Lebih dari 850 korban tercatat telah mengisi data mereka ke situs phishing. Korban terdiri atas berbagai kalangan mulai dari akademisi, pejabat pemerintah, tokoh bisnis, hingga individu di luar negeri seperti Amerika Serikat dan Timur Tengah.
Selain mencuri data akun, phishing ini juga berupaya membajak akun WhatsApp korban dengan menggunakan kode QR palsu yang memungkinkan pelaku mengakses data pribadi dan komunikasi korban secara langsung.
Belum pasti siapa pelaku yang bertanggung jawab, apakah pemerintah Iran, kelompok kriminal, atau aktor lain. Namun, indikasi kuat mengarah pada keterlibatan IRGC serta kemungkinan adanya motif finansial. Kampanye seperti ini menggarisbawahi pentingnya kewaspadaan dan keamanan digital di tengah situasi geopolitik yang bergejolak.
Referensi:
[1] https://techcrunch.com/2026/01/16/how-a-hacking-campaign-targeted-high-profile-gmail-and-whatsapp-users-across-the-middle-east/

Analisis Ahli

Gary Miller
"Serangan ini memiliki karakteristik khas kampanye spearphishing yang diduga terkait dengan IRGC, dengan teknik sosial engineering yang kompleks dan pemanfaatan platform populer untuk mengelabui korban."
Ian Campbell
"Analisis domain menunjukkan infrastruktur yang digunakan berkaitan dengan operasi cybercrime yang berorientasi finansial, sekaligus mengindikasikan kemungkinan adanya hubungan dengan kelompok peretas yang disewa pemerintah."

Analisis Kami

"Kampanye phishing ini sangat berbahaya dan menunjukkan betapa pentingnya edukasi keamanan digital untuk kelompok rentan, terutama aktivis dan tokoh yang berisiko tinggi di wilayah konflik.

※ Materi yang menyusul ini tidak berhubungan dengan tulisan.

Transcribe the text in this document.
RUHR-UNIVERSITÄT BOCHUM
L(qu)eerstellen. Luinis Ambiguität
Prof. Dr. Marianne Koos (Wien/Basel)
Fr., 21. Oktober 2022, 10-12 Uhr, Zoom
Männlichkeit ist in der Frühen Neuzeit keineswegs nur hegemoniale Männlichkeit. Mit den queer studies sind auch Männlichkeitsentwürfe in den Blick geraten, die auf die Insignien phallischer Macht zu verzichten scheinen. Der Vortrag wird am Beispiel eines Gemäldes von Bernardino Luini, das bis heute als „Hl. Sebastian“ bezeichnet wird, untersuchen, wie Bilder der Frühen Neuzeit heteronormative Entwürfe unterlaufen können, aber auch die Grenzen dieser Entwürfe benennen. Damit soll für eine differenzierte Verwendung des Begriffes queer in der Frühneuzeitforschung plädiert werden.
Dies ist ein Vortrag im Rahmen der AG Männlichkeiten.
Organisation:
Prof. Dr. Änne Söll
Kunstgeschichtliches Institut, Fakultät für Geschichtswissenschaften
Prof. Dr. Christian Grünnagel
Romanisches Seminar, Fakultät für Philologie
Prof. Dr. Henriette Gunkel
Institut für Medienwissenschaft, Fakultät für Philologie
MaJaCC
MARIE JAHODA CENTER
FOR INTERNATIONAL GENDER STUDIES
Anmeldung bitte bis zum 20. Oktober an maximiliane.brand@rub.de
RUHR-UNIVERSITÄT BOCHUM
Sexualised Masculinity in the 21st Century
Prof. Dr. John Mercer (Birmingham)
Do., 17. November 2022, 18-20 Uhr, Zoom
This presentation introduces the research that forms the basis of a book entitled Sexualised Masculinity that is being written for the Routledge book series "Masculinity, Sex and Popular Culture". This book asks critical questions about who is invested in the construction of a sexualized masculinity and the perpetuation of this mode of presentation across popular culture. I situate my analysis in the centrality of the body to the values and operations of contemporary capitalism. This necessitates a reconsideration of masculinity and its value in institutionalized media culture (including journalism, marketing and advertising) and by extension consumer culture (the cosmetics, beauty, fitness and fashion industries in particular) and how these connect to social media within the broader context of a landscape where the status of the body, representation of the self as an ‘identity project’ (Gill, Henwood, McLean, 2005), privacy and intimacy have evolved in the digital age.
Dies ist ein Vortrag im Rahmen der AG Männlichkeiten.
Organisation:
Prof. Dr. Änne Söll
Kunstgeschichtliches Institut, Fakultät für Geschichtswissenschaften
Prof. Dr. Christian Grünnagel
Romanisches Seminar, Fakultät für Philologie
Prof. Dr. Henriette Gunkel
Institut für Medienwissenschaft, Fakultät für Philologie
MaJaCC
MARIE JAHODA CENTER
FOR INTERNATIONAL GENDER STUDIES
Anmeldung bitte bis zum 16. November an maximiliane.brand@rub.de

Serangan yang memanfaatkan platform populer seperti WhatsApp dan teknik pengawasan digital ini menandakan kemunculan era baru spionase cyber yang sulit dilacak dan diantisipasi."

Prediksi Kami

Kampanye phishing serupa kemungkinan besar akan muncul kembali dengan teknik yang lebih canggih dan sasaran lebih luas, terutama di tengah situasi politik yang tegang dan pembatasan informasi di Iran.

Pertanyaan Terkait

Q
Siapa Nariman Gharib dan apa peranannya dalam artikel ini?
A
Nariman Gharib adalah seorang aktivis Iran yang tinggal di Inggris dan mengungkapkan kampanye phishing yang menargetkan individu yang terlibat dalam protes anti-pemerintah di Iran.
Q
Apa tujuan dari kampanye phishing yang dijelaskan dalam artikel?
A
Tujuan dari kampanye phishing adalah untuk mencuri kredensial Gmail dan akun WhatsApp serta melakukan surveilans dengan mencuri data lokasi, foto, dan rekaman audio.
Q
Apa yang ditemukan oleh TechCrunch terkait dengan data yang dicuri?
A
TechCrunch menemukan bahwa data yang dicuri termasuk informasi dari lebih dari 850 korban, termasuk nama pengguna dan kata sandi yang dimasukkan di situs phishing.
Q
Mengapa serangan ini dianggap mungkin terkait dengan IRGC?
A
Serangan ini dianggap mungkin terkait dengan IRGC karena ciri-ciri serangan yang lebih terfokus pada individu dengan informasi sensitif dan metodologi yang diambil.
Q
Apa yang dapat dilakukan oleh individu untuk melindungi diri mereka dari serangan phishing?
A
Individu dapat melindungi diri mereka dari serangan phishing dengan tidak mengklik tautan yang mencurigakan dan selalu memverifikasi sumber sebelum memasukkan informasi pribadi.